Ma quale logica sta dietro alle sanzioni economiche? Perché sono preferite ad altri strumenti coercitivi? Le sanzioni economiche hanno due obiettivi. Primo, causare un danno economico al bersaglio per indebolirlo nella volontà e nei mezzi per perseguire i propri obiettivi. Secondo, minare il consenso di cui godono i regimi politici attraverso il peggioramento delle condizioni di vita delle popolazioni che li sostengono.(5)

Uno dei contributi più noti alla retorica sulle sanzioni economiche viene dal presidente americano Wilson subito dopo la fine della Prima Guerra Mondiale. Inaugurando una nuova stagione di pace fra gli Stati, Wilson si riferì alle sanzioni economiche come un “pacifico, e silenzioso rimedio” ai conflitti internazionali.(6) Ma è veramente così? Cosa abbiamo imparato dai passati casi di sanzioni economiche?

 


 

[1] David Lektzian, “Making Sanctions Smarter: Are Humanitarian Costs an Essential Element in the Success of Sanctions?” Norwegian Red Cross and International Peace Research Institute, Oslo, 2003.

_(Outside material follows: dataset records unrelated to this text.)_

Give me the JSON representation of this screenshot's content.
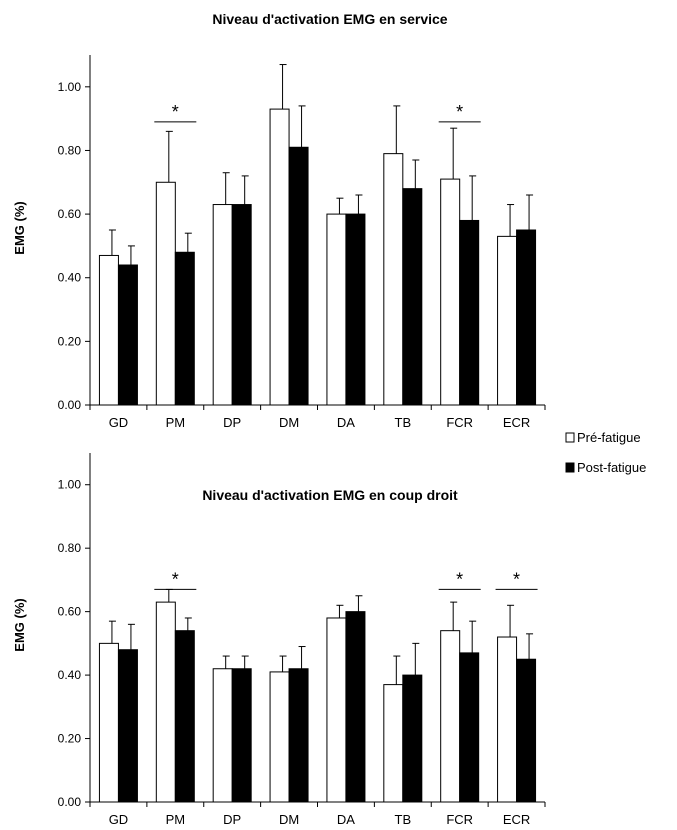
{
  "legend": [
    {
      "label": "Pré-fatigue",
      "color": "#ffffff"
    },
    {
      "label": "Post-fatigue",
      "color": "#000000"
    }
  ],
  "chart_data": [
    {
      "type": "bar",
      "title": "Niveau d'activation EMG en service",
      "ylabel": "EMG (%)",
      "xlabel": "",
      "ylim": [
        0,
        1.1
      ],
      "yticks": [
        "0.00",
        "0.20",
        "0.40",
        "0.60",
        "0.80",
        "1.00"
      ],
      "categories": [
        "GD",
        "PM",
        "DP",
        "DM",
        "DA",
        "TB",
        "FCR",
        "ECR"
      ],
      "series": [
        {
          "name": "Pré-fatigue",
          "values": [
            0.47,
            0.7,
            0.63,
            0.93,
            0.6,
            0.79,
            0.71,
            0.53
          ],
          "errors": [
            0.08,
            0.16,
            0.1,
            0.14,
            0.05,
            0.15,
            0.16,
            0.1
          ]
        },
        {
          "name": "Post-fatigue",
          "values": [
            0.44,
            0.48,
            0.63,
            0.81,
            0.6,
            0.68,
            0.58,
            0.55
          ],
          "errors": [
            0.06,
            0.06,
            0.09,
            0.13,
            0.06,
            0.09,
            0.14,
            0.11
          ]
        }
      ],
      "significance": [
        {
          "category": "PM",
          "label": "*",
          "level": 0.89
        },
        {
          "category": "FCR",
          "label": "*",
          "level": 0.89
        }
      ]
    },
    {
      "type": "bar",
      "title": "Niveau d'activation EMG en coup droit",
      "ylabel": "EMG (%)",
      "xlabel": "",
      "ylim": [
        0,
        1.1
      ],
      "yticks": [
        "0.00",
        "0.20",
        "0.40",
        "0.60",
        "0.80",
        "1.00"
      ],
      "categories": [
        "GD",
        "PM",
        "DP",
        "DM",
        "DA",
        "TB",
        "FCR",
        "ECR"
      ],
      "series": [
        {
          "name": "Pré-fatigue",
          "values": [
            0.5,
            0.63,
            0.42,
            0.41,
            0.58,
            0.37,
            0.54,
            0.52
          ],
          "errors": [
            0.07,
            0.04,
            0.04,
            0.05,
            0.04,
            0.09,
            0.09,
            0.1
          ]
        },
        {
          "name": "Post-fatigue",
          "values": [
            0.48,
            0.54,
            0.42,
            0.42,
            0.6,
            0.4,
            0.47,
            0.45
          ],
          "errors": [
            0.08,
            0.04,
            0.04,
            0.07,
            0.05,
            0.1,
            0.1,
            0.08
          ]
        }
      ],
      "significance": [
        {
          "category": "PM",
          "label": "*",
          "level": 0.67
        },
        {
          "category": "FCR",
          "label": "*",
          "level": 0.67
        },
        {
          "category": "ECR",
          "label": "*",
          "level": 0.67
        }
      ]
    }
  ]
}
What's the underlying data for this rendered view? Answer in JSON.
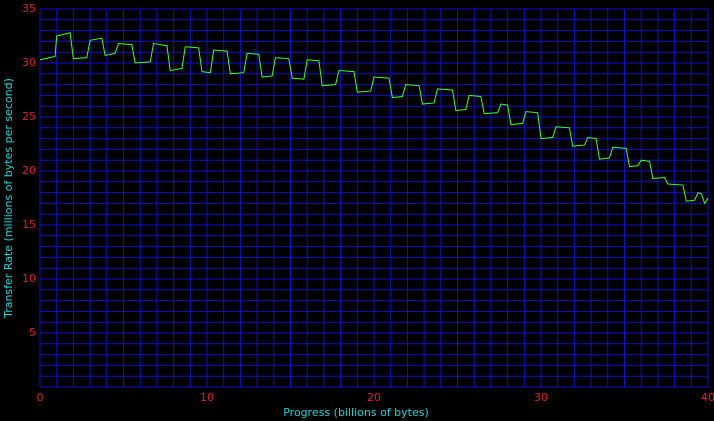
{
  "chart_data": {
    "type": "line",
    "xlabel": "Progress (billions of bytes)",
    "ylabel": "Transfer Rate (millions of bytes per second)",
    "xlim": [
      0,
      40
    ],
    "ylim": [
      0,
      35
    ],
    "xticks": [
      0,
      10,
      20,
      30,
      40
    ],
    "yticks": [
      5,
      10,
      15,
      20,
      25,
      30,
      35
    ],
    "grid": true,
    "grid_step": 1,
    "background": "#000000",
    "grid_color": "#1010c8",
    "tick_color": "#e02020",
    "label_color": "#10d8d8",
    "series": [
      {
        "name": "Transfer Rate",
        "color": "#40ff20",
        "x": [
          0,
          0.9,
          1.0,
          1.8,
          2.0,
          2.8,
          3.0,
          3.7,
          3.9,
          4.5,
          4.7,
          5.5,
          5.7,
          6.6,
          6.8,
          7.6,
          7.8,
          8.5,
          8.7,
          9.5,
          9.7,
          10.2,
          10.4,
          11.2,
          11.4,
          12.2,
          12.4,
          13.1,
          13.3,
          13.9,
          14.1,
          14.9,
          15.1,
          15.8,
          16.0,
          16.7,
          16.9,
          17.7,
          17.9,
          18.8,
          19.0,
          19.8,
          20.0,
          20.9,
          21.1,
          21.7,
          21.9,
          22.7,
          22.9,
          23.6,
          23.8,
          24.7,
          24.9,
          25.5,
          25.7,
          26.4,
          26.6,
          27.4,
          27.6,
          28.0,
          28.2,
          28.9,
          29.1,
          29.8,
          30.0,
          30.7,
          30.9,
          31.7,
          31.9,
          32.6,
          32.8,
          33.3,
          33.5,
          34.1,
          34.3,
          35.1,
          35.3,
          35.8,
          36.0,
          36.5,
          36.7,
          37.4,
          37.6,
          38.5,
          38.7,
          39.2,
          39.4,
          39.6,
          39.8,
          40
        ],
        "values": [
          30.3,
          30.6,
          32.5,
          32.8,
          30.4,
          30.5,
          32.1,
          32.3,
          30.7,
          30.9,
          31.8,
          31.7,
          30.0,
          30.1,
          31.8,
          31.6,
          29.3,
          29.5,
          31.5,
          31.4,
          29.2,
          29.1,
          31.2,
          31.1,
          29.0,
          29.1,
          30.9,
          30.8,
          28.7,
          28.8,
          30.5,
          30.4,
          28.6,
          28.5,
          30.3,
          30.2,
          27.9,
          28.0,
          29.3,
          29.2,
          27.3,
          27.4,
          28.7,
          28.6,
          26.8,
          26.9,
          28.0,
          27.9,
          26.2,
          26.3,
          27.6,
          27.5,
          25.6,
          25.7,
          27.0,
          26.9,
          25.3,
          25.4,
          26.2,
          26.1,
          24.3,
          24.4,
          25.5,
          25.4,
          23.0,
          23.1,
          24.1,
          24.0,
          22.3,
          22.4,
          23.1,
          23.0,
          21.1,
          21.2,
          22.2,
          22.1,
          20.4,
          20.5,
          21.0,
          20.9,
          19.3,
          19.4,
          18.8,
          18.7,
          17.2,
          17.3,
          18.0,
          17.9,
          17.0,
          17.5
        ]
      }
    ]
  }
}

[2] Dalla letteratura specialistica, si definisce sender lo stato che impone le sanzioni e target lo stato che ne è oggetto. Da questi, le traduzioni di mittente e bersaglio. Per la terminologia utilizzata, vedere Johan Galtung, “On the Effects of International Economic Sanctions, with Examples from the Case of Rhodesia,” World Politics 19, Aprile 1967.

[3] Hossein G. Ascari, John Forrer, Hildy Teegen, e Jiawen Yang, Economic Sanctions. Examining Their Philosophy and Efficacy, Westport, Connecticut London: Praeger, 2003, 6.

[4] Kimberly Ann Elliott, Economic Sanctions as a Foreign Policy Tool. Presentazione in Powerpoint per The Institute for International Economics and the Center for Global Development, Washington DC, Aprile 2006, disponibile su http://www.iie.com/publications/papers/elliott0406.pdf.

[5] Per utilizzare il linguaggio delle Nazioni Unite, le quali trovano fondamento legale delle sanzioni economiche nel Capitolo VII della Carta delle Nazioni Unite.

[6] Hamilton Foley, Woodrow Wilson’s Case for the League of Nations, Princeton: Princeon University Press, 1923, p. 71.